Opinion
Docket No. 403.
Decided January 10, 1967.
Appeal from Washtenaw; Ager (William F., Jr.), J. Submitted Division 2 May 13, 1965, at Detroit. (Docket No. 403.) Decided January 10, 1967.
Harvey L. Catterson was convicted of felonious assault. Defendant appeals. Affirmed.
Frank J. Kelley, Attorney General, Robert A. Derengoski, Solicitor General, William F. Delhey, Prosecuting Attorney, and Robert B. Creal, Assistant Prosecuting Attorney, for the people.
Clan Crawford, Jr., for defendant.
On the evening of January 3, 1964, defendant got into a drunken fight outside a bar with his sometime friend, Sebert Donithan, who was cut by defendant's pocket knife during the fight. Defendant was arrested and charged with felonious assault in violation of CL 1948, § 750.82 (Stat Ann 1962 Rev § 28.277). Preliminary examination was had and defendant was bound over to circuit court. At arraignment in circuit court on the charge of felonious assault, defendant was offered counsel which he declined. Thereafter, he pleaded guilty as charged and was sentenced to prison for a term of 2-4 years. Postconviction counsel was appointed for him and this appeal followed.
Defendant assigns error in two respects in connection with the information: first, that the information does not allege use of a weapon in the assault, and second, that the information was defective because of ambiguity in identifying the person alleged to have committed the offense. The part of the information pertinent to these objections is:
"Harvey L. Catterson * * * being then and there armed with a dangerous weapon, to-wit: a knife, with force and arms in and upon one Sebert Donithan, feloniously did make an assault, and he the said Sebert Donithan, then and there did beat, bruise, wound and ill treat."

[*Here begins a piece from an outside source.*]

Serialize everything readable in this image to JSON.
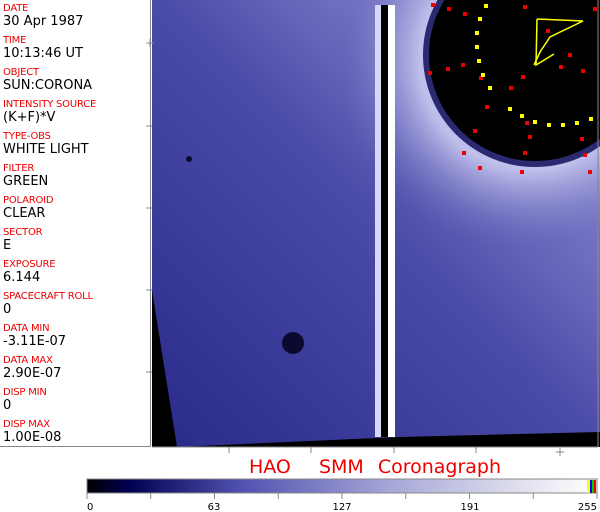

The statute under which defendant was charged reads in part, "assault another with * * * dangerous weapon." Defendant suggests that the information quoted could be understood to charge an assault while bearing but not using the dangerous weapon and thus claims that it contains no allegation of violation of the statute. This strikes us as a strained construction to which the statute might similarly be subjected. We do not read either that way. The information alleging an assault being armed with a knife clearly informs the accused that he will have to defend himself on the charge of using a knife in the assault. This is sufficient to comply with CL 1948, § 767.45 (Stat Ann 1954 Rev § 28.985) which provides pertinently, "the indictment or information shall contain:
"1. The nature of the offense stated in language which will fairly apprise the accused and the court of the offense charged."
We find no error in this respect.
The claim that the information was defective for ambiguity in identifying the person alleged to have committed the offense is groundless. This ancient form with its archaic language confused the defendant, the now says, and he could not tell whether he was accused of stabbing Sebert Donithan or was accused of being stabbed by Sebert Donithan. The testimony at the examination should have cleared up this doubt when it was stated that the defendant had stabbed Donithan.
Two other assignments of error are concerned with the evidence produced at the preliminary examination. The first challenges the sufficiency and the second the propriety of such evidence. By pleading guilty in circuit court, defendant waived any defect, if such there was, with reference to the preliminary examination. People v. Dobine (1963), 371 Mich. 593.
Defendant's final allegation of error is that the record fails to show compliance with GCR 1963, 785.3(2). A reading of the entire record convinces this court that the trial court complied with the provisions of the rule under the decision of People v. Bumpus (1959), 355 Mich. 374.
Affirmed.
FITZGERALD, J., concurred with QUINN, P.J.
I cannot agree that the provisions of GCR 1963, 785.3(2) were satisfied. The record does not show that the court informed the accused of the nature of the accusation or the consequence of his plea.
I would set aside the conviction and order a new trial.